Most obvious is using it to speed up my reduction. I use it to sum up binary values (true/false), so it seems ideal.
Benchmarking seems positive, makes a noticeable difference in my application. Sorry, don’t have hard numbers for you, but considering that reduction is not the most expensive part of my application, it points towards this being a significant performance enhancement.
As a note, Warp and thread sizes are #define’d in my application’s headers, so you may need to edit this to suit your uses. The base that I worked off is part of the CUDA SDK Reduction example.
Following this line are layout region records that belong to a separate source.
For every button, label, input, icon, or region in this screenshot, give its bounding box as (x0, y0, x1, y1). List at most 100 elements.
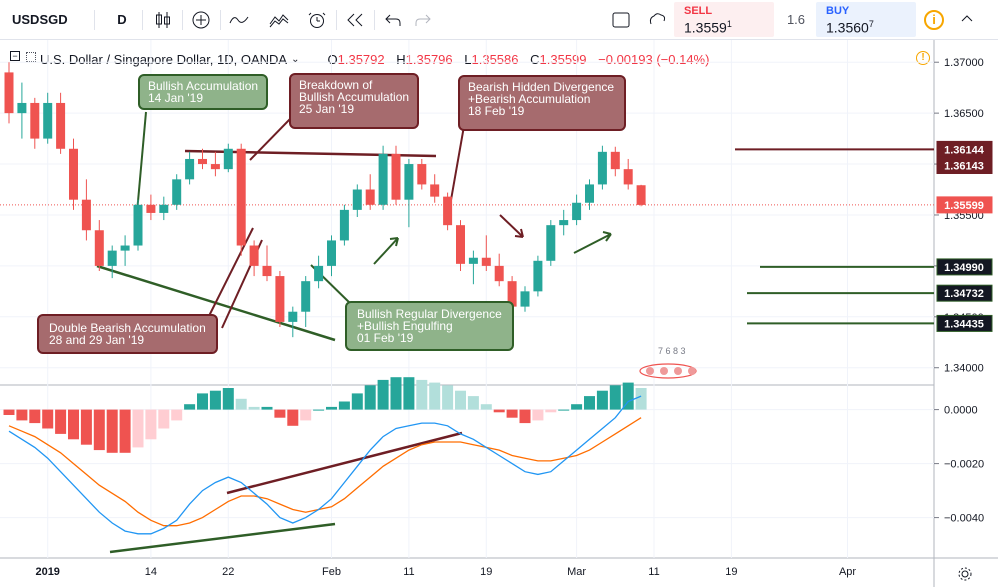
candle-body (198, 158, 207, 165)
candle-body (210, 164, 220, 170)
candle-body (4, 72, 14, 114)
up-arrow (573, 231, 612, 254)
candle-body (81, 199, 91, 231)
collapse-legend-icon[interactable]: − (10, 51, 20, 61)
toolbar-divider (142, 10, 143, 30)
macd-histogram-bar (455, 390, 466, 410)
up-arrow (373, 237, 399, 265)
macd-histogram-bar (622, 382, 634, 410)
price-level-label: 1.36143 (944, 160, 984, 172)
candle-body (236, 148, 246, 246)
axes: 1.370001.365001.360001.355001.350001.345… (35, 57, 993, 578)
candle-body (327, 240, 336, 266)
candle-body (30, 102, 40, 139)
price-levels (0, 148, 934, 325)
annotation-bullish-regular-divergence[interactable]: Bullish Regular Divergence +Bullish Engu… (345, 301, 514, 351)
annotation-bearish-hidden-divergence[interactable]: Bearish Hidden Divergence +Bearish Accum… (458, 75, 627, 131)
candle-body (391, 153, 401, 200)
legend-dropdown-icon[interactable]: ⌄ (291, 53, 300, 65)
candle-body (352, 189, 362, 210)
add-icon[interactable] (190, 8, 212, 32)
macd-histogram-bar (235, 398, 247, 410)
candle-body (314, 265, 324, 282)
price-candles (4, 62, 646, 338)
watermark-logo-icon (639, 363, 697, 379)
candle-body (456, 225, 465, 264)
snapshot-icon[interactable] (646, 8, 668, 32)
time-tick-label: 22 (222, 566, 234, 578)
replay-icon[interactable] (344, 8, 366, 32)
price-tick-label: 1.36500 (944, 108, 984, 120)
macd-histogram-bar (442, 385, 454, 410)
macd-histogram-bar (287, 409, 299, 426)
annotation-double-bearish-accumulation[interactable]: Double Bearish Accumulation 28 and 29 Ja… (37, 314, 218, 354)
candle-body (481, 257, 491, 266)
settings-grip-icon[interactable] (26, 52, 36, 62)
legend-title[interactable]: U.S. Dollar / Singapore Dollar, 1D, OAND… (40, 51, 288, 67)
macd-histogram-bar (338, 401, 350, 410)
candle-body (69, 148, 78, 200)
price-level-label: 1.35599 (944, 200, 984, 212)
time-tick-label: 2019 (35, 566, 59, 578)
candle-body (572, 202, 582, 221)
annotation-breakdown[interactable]: Breakdown of Bullish Accumulation 25 Jan… (289, 73, 420, 129)
alert-icon[interactable] (306, 8, 328, 32)
macd-histogram-bar (584, 396, 595, 410)
symbol-search[interactable]: USDSGD (12, 12, 68, 27)
interval-button[interactable]: D (117, 12, 127, 27)
macd-histogram-bar (571, 404, 583, 410)
candle-body (520, 291, 530, 307)
annotation-bullish-accumulation[interactable]: Bullish Accumulation 14 Jan '19 (138, 74, 269, 110)
indicators-icon[interactable] (228, 8, 250, 32)
macd-histogram-bar (42, 409, 54, 429)
buy-label: BUY (826, 5, 850, 17)
candle-body (185, 158, 195, 180)
price-level-label: 1.34990 (944, 262, 984, 274)
price-level-badge (936, 258, 993, 276)
undo-icon[interactable] (382, 8, 404, 32)
redo-icon[interactable] (412, 8, 434, 32)
candle-body (339, 209, 349, 241)
callout-pointer (249, 117, 292, 161)
candle-body (468, 257, 478, 264)
time-tick-label: 19 (480, 566, 492, 578)
candle-body (404, 164, 414, 200)
macd-hidden-divergence-line[interactable] (226, 431, 463, 495)
alert-warning-icon[interactable]: ! (916, 51, 930, 65)
macd-histogram-bar (429, 382, 441, 410)
candle-body (159, 204, 169, 213)
info-icon[interactable]: i (924, 10, 944, 30)
callout-pointer (450, 125, 465, 201)
macd-histogram-bar (635, 388, 647, 410)
sell-button[interactable]: SELL 1.35591 (674, 2, 774, 37)
candle-body (249, 245, 259, 266)
collapse-icon[interactable] (958, 6, 976, 30)
macd-histogram-bar (558, 409, 570, 411)
macd-histogram-bar (132, 409, 144, 448)
macd-regular-divergence-line[interactable] (109, 522, 336, 554)
candle-body (262, 265, 272, 277)
candle-body (17, 102, 27, 114)
candle-body (301, 281, 311, 312)
settings-gear-icon[interactable] (957, 566, 973, 582)
fullscreen-icon[interactable] (610, 8, 632, 32)
candle-body (43, 102, 53, 139)
high-label: H (396, 51, 406, 67)
close-value: 1.35599 (539, 51, 587, 67)
chart-canvas[interactable]: 1.370001.365001.360001.355001.350001.345… (0, 40, 998, 587)
time-tick-label: 14 (145, 566, 157, 578)
macd-histogram-bar (416, 379, 428, 410)
macd-histogram-bar (351, 393, 363, 410)
macd-histogram-bar (106, 409, 118, 453)
buy-price: 1.35607 (826, 19, 874, 36)
candle-body (365, 189, 375, 205)
macd-histogram-bar (377, 379, 389, 410)
top-toolbar: USDSGD D SELL 1.35591 1.6 BUY 1.35607 (0, 0, 998, 40)
candle-body (94, 230, 104, 266)
macd-histogram-bar (3, 409, 15, 415)
macd-histogram-bar (145, 409, 157, 440)
macd-histogram-bar (55, 409, 67, 434)
candles-icon[interactable] (152, 8, 174, 32)
compare-icon[interactable] (268, 8, 290, 32)
buy-button[interactable]: BUY 1.35607 (816, 2, 916, 37)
Please comment if you can think of a way to better this.
template<class T>
__device__ void reduction_add(T* result, T add)
{
unsigned int tid = threadIdx.x;
unsigned int wid = threadIdx.x>>5; // Warp ID
__shared__ T sMem[CUDAWARPS];
__syncthreads();
int res = __popc(__ballot(add)); // Magic happens here
if((tid&31)==0) { sMem[wid] = add = res;}
__syncthreads();
if(tid<CUDAWARPS)
{
volatile T *smem = sMem;
add = smem[tid];
if(CUDAWARPS>=16) { smem[tid] = add = add + smem[tid+8]; } // 512 threads
if(CUDAWARPS>=8) { smem[tid] = add = add + smem[tid+4]; } // 256 threads
if(CUDAWARPS>=4) { smem[tid] = add = add + smem[tid+2]; } // 128 threads
if(CUDAWARPS>=2) { smem[tid] = add = add + smem[tid+1]; } // 64 threads
}
if(tid==0) result[0] = sMem[0];
__syncthreads();
}
I considered using ballot reductions for non-binary values as well, such as ballot’ing a bit at a time. So 8 ballot calls to gather a byte. I might experiment when I need this functionality, but for now this is fine. At what point ‘classical’ gather would once again be faster than ballot gather I cannot guess at this point.